Images like the one shown in Figure 17 can be used to generate parameterized families of successively more and more blurred images using a diffusion process in order to achieve an exact detection of a brain tumor after superimposition on the original image as shown in Figure 18.
5. Conclusion
Radiation oncology researchers have developed a simple algorithm for tumor segmentation using MRI. Segmentation is carried out using morphological segmentation approaches mixed with anisotropic diffusion, and enhancement is accomplished using a new Woelfel filter. While keeping small details in the image, the new feature accurately detects the boundary. In order to perform morphological operations on tumors, a series of pretreatment steps must be completed beforehand. Before postprocessing, it is possible to see a clearer picture of the final image’s PSD values and the degree to which the mesh grid has been enhanced in simulation results.

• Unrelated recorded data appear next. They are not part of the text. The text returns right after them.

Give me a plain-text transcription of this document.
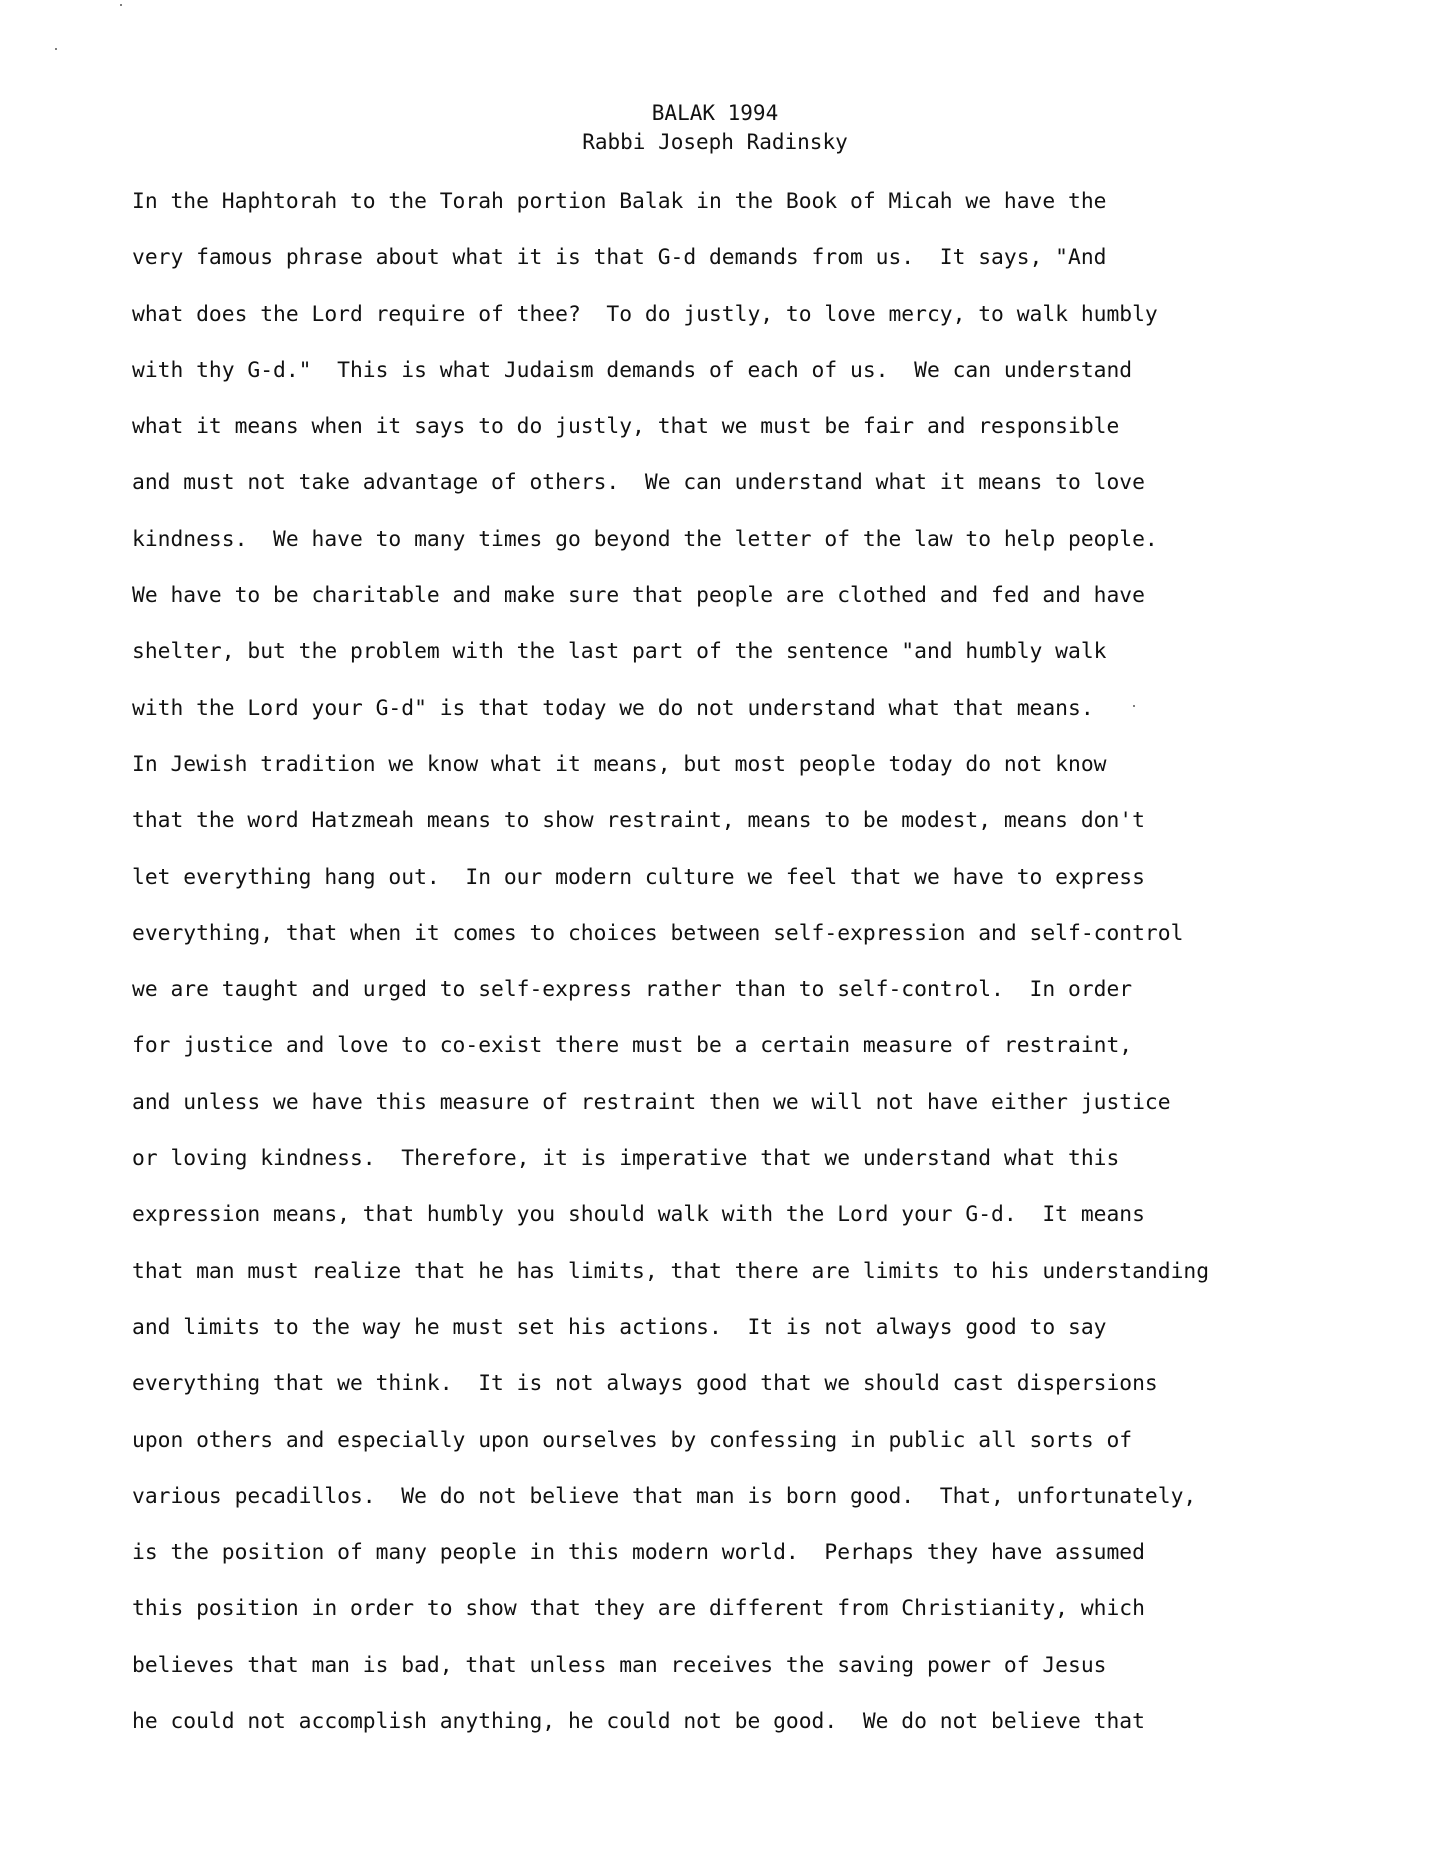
BALAK 1994
Rabbi Joseph Radinsky
In the Haphtorah to the Torah portion Balak in the Book of Micah we have the
very famous phrase about what it is that G-d demands from us.  It says, "And
what does the Lord require of thee?  To do justly, to love mercy, to walk humbly
with thy G-d."  This is what Judaism demands of each of us.  We can understand
what it means when it says to do justly, that we must be fair and responsible
and must not take advantage of others.  We can understand what it means to love
kindness.  We have to many times go beyond the letter of the law to help people.
We have to be charitable and make sure that people are clothed and fed and have
shelter, but the problem with the last part of the sentence "and humbly walk
with the Lord your G-d" is that today we do not understand what that means.
In Jewish tradition we know what it means, but most people today do not know
that the word Hatzmeah means to show restraint, means to be modest, means don't
let everything hang out.  In our modern culture we feel that we have to express
everything, that when it comes to choices between self-expression and self-control
we are taught and urged to self-express rather than to self-control.  In order
for justice and love to co-exist there must be a certain measure of restraint,
and unless we have this measure of restraint then we will not have either justice
or loving kindness.  Therefore, it is imperative that we understand what this
expression means, that humbly you should walk with the Lord your G-d.  It means
that man must realize that he has limits, that there are limits to his understanding
and limits to the way he must set his actions.  It is not always good to say
everything that we think.  It is not always good that we should cast dispersions
upon others and especially upon ourselves by confessing in public all sorts of
various pecadillos.  We do not believe that man is born good.  That, unfortunately,
is the position of many people in this modern world.  Perhaps they have assumed
this position in order to show that they are different from Christianity, which
believes that man is bad, that unless man receives the saving power of Jesus
he could not accomplish anything, he could not be good.  We do not believe that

A novel Woelfel filter reduces ripples to estimate grayscale PSD in the frequency domain. As a result, the new Woelfel filter has yielded better results in terms of important parameters such as peak signal to noise ratio (PSNR), normalized absolute error (NAE), structural content (SC), normalized cross-correlation (NCC), mean square error (MSE), and maximum difference (MD). As a further work, feature extraction procedures are required to work on all types of imagery by maintaining the integrity of the information, which can be a limitation of the work after repeated stage of filtering.
Data Availability
The processed data are available upon request from the corresponding author.
Conflicts of Interest
The authors declare that they have no conflicts of interest.